On April 11 the two biggest influences of the Financial sector – JPMorgan Chase and CO. (JPM) and Wells Fargo (WFC) –reported their quarterly earnings. The results were a bit of a mixed bag, with JPMorgan disappointing and Wells Fargo exceeding expectations.
In the Technology sector, there’s isn’t a clearly anointed bellwether who, rightly or wrongly, influences the general attitude concerning the sector’s near-term performance like JPMorgan and Wells Fargo. Chalk it up to tech’s propensity to change market leaders every five years or so.

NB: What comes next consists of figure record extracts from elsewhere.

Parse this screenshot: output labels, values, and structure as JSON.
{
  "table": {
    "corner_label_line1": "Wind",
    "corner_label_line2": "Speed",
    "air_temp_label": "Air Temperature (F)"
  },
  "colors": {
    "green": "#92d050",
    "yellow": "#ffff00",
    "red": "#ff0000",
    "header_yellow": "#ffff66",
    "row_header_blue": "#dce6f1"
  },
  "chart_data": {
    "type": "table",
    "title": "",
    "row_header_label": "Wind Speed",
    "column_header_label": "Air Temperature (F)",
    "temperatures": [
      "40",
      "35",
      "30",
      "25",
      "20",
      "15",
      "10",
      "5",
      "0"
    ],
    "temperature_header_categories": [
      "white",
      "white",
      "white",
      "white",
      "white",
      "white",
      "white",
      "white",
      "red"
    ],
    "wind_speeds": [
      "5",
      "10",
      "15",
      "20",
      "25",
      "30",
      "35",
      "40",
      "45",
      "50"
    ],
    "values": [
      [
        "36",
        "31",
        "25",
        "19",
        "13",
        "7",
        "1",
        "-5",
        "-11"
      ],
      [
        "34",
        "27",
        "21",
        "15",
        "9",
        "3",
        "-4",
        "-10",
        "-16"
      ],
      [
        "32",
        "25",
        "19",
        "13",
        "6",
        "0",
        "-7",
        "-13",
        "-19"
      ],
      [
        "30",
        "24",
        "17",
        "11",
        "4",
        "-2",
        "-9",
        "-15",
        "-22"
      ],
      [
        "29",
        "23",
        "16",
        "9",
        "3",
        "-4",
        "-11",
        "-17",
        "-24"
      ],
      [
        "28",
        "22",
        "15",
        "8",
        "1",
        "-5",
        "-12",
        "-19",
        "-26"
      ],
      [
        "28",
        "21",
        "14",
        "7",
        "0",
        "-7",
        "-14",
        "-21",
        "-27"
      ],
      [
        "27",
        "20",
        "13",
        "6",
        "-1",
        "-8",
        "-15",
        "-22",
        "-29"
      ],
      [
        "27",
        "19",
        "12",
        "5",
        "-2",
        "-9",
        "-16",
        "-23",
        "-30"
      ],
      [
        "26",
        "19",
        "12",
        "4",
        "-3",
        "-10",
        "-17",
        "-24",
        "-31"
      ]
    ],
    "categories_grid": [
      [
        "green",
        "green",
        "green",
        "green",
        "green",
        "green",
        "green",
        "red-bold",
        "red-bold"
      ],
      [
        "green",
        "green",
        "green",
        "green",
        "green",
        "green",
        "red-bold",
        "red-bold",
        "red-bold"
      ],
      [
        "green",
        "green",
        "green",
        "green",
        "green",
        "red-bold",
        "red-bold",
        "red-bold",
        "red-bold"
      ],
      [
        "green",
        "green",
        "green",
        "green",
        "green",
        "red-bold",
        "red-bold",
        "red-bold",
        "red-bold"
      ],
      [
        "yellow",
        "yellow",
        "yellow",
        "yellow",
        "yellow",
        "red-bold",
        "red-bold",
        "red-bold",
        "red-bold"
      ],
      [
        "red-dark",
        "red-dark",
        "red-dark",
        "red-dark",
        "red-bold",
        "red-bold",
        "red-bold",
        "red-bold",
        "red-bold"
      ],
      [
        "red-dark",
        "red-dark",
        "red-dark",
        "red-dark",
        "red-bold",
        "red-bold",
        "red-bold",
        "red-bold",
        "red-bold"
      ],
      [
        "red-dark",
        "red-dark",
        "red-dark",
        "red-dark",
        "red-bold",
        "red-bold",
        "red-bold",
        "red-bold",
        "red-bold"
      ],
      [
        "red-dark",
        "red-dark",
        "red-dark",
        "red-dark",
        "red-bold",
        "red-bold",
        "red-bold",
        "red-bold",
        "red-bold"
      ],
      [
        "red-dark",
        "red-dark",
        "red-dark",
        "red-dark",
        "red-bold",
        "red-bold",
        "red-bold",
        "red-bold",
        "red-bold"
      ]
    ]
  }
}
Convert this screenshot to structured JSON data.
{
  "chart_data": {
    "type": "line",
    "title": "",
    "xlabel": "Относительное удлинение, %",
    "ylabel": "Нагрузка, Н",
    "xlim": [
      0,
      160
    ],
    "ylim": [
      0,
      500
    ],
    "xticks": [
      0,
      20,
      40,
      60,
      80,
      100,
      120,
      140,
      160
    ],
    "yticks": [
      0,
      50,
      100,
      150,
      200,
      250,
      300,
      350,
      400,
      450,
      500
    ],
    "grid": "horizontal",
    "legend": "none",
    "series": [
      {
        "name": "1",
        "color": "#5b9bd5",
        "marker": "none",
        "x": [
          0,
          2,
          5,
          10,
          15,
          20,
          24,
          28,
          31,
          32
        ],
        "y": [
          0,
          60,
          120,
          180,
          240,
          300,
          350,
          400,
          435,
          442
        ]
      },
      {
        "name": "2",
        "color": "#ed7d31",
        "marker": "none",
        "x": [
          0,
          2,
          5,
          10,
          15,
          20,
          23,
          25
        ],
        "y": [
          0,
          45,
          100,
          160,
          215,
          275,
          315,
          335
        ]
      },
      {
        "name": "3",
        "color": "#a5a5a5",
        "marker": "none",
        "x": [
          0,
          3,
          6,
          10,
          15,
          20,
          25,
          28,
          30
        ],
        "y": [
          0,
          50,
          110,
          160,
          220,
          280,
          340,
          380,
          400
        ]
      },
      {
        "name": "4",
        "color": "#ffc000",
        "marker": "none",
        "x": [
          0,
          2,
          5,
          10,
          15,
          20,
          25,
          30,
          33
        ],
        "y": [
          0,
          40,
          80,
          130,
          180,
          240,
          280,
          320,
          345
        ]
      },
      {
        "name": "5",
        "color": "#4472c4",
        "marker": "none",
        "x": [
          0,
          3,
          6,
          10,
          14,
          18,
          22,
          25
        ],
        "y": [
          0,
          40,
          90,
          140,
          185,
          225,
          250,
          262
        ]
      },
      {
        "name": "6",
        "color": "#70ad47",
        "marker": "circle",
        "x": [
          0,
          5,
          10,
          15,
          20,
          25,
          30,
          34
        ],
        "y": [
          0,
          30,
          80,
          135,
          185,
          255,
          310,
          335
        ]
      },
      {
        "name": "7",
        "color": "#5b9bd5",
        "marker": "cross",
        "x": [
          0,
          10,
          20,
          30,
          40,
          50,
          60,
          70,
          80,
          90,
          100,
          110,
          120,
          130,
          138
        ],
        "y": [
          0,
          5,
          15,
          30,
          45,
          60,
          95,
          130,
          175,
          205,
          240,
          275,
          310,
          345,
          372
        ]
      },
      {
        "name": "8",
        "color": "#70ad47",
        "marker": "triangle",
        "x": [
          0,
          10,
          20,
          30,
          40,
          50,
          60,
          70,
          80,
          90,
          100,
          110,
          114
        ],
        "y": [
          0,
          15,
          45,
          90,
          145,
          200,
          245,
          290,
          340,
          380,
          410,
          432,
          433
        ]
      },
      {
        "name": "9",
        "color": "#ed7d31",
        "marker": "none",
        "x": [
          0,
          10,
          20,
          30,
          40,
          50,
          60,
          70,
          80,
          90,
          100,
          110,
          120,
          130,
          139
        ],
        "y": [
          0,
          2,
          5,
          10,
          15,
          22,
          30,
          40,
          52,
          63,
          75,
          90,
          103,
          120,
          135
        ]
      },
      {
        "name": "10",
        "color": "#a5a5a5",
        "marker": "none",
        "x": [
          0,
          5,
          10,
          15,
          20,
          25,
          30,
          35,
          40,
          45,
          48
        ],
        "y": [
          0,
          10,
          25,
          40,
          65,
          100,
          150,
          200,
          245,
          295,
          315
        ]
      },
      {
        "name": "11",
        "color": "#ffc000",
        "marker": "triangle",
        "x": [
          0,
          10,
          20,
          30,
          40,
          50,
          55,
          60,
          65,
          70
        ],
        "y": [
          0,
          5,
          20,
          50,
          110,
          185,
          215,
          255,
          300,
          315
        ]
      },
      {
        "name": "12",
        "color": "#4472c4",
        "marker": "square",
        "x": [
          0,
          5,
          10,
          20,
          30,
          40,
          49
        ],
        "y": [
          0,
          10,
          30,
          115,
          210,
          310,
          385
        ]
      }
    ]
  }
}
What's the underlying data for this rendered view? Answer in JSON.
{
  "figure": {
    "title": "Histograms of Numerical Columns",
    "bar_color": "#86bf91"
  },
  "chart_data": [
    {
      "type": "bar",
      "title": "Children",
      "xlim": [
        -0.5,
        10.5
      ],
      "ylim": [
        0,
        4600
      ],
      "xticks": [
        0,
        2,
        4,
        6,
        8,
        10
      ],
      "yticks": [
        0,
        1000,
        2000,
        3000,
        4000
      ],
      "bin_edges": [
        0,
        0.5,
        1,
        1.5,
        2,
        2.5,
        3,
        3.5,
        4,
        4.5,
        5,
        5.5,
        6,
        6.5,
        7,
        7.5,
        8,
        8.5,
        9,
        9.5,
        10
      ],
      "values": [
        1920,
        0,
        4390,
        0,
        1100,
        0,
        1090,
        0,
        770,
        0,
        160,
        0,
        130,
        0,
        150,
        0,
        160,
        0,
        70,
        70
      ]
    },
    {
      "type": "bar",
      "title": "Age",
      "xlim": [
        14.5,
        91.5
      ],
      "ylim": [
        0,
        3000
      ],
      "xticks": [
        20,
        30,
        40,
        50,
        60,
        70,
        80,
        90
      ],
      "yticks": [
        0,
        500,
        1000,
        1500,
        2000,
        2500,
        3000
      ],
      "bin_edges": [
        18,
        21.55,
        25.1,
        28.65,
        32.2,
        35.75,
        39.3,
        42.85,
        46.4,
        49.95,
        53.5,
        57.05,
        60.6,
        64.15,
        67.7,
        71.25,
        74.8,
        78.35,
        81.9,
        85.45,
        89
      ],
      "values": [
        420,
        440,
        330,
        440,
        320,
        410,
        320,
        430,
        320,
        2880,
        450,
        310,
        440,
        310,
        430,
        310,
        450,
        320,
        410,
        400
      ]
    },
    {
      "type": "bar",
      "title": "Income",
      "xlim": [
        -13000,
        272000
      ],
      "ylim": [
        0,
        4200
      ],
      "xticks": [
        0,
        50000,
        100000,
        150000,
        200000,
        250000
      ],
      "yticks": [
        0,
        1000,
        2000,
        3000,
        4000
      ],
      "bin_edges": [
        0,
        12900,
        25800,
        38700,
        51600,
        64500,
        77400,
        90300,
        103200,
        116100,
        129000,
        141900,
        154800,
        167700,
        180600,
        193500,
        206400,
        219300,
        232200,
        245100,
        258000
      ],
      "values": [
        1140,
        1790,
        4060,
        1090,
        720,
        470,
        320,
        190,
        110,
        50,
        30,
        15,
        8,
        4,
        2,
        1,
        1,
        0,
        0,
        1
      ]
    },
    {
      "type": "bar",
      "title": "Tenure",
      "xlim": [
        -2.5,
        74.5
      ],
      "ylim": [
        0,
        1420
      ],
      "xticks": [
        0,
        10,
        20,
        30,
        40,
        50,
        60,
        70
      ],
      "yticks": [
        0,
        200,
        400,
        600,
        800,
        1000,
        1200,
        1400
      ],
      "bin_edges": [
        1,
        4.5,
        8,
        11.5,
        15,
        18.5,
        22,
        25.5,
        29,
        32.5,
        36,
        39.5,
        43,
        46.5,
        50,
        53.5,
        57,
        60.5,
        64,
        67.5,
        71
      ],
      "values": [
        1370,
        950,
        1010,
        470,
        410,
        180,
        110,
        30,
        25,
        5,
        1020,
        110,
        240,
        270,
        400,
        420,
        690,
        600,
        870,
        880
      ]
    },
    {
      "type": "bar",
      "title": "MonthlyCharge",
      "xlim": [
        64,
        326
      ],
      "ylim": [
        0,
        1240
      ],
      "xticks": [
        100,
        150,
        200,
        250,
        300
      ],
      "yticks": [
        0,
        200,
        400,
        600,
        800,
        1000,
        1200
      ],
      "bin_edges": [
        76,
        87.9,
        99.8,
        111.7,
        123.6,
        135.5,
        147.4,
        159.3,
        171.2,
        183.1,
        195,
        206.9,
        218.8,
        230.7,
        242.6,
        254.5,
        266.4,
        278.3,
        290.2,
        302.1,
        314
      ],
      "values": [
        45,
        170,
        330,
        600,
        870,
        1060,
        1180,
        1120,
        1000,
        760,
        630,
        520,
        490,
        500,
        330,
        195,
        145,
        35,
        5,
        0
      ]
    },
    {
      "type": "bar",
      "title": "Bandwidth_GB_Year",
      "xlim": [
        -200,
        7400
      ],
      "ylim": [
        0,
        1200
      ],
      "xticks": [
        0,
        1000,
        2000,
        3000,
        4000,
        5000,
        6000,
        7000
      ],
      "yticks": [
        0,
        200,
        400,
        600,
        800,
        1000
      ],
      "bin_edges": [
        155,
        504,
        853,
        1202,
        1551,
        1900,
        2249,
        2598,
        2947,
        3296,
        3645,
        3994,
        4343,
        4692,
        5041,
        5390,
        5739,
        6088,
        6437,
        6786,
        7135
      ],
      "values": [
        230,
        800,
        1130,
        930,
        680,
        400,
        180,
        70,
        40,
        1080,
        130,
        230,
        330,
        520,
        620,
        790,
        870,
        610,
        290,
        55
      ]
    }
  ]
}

Not that investors aren’t clamoring for one, especially one that could foretell a positive future for an industry that got hammered last week. But if one company does excel, the chances the sell-off can turn into a buy-in could increase substantially
Jim Cramer argues that a lot of things are going to have to fall in line for Tech to rebound and ultimately continue the bull run it’s been since 2008. Twitter (TWTR) is going to have to really impress. Microsoft Corp (MSFT) needs to overcome a recent downgrade. But the biggest catalyst that could signal a sectorwide comeback would be for Google Inc. (GOOG) to beat earnings, and beat them handily.
Google has been quite busy as of late, making major acquisitions and splitting their stock in a bid to consolidate voting power in the hands of its two founders. Whether or not Google has continued to be wildly profitable, however, will remain unclear until the company releases earnings.
And then, according to Cramer, we can get a much better idea as to whether or not Tech is due to crash or fly once more.
Google will report earnings on April 16. The company is expected to earn $6.36 a share.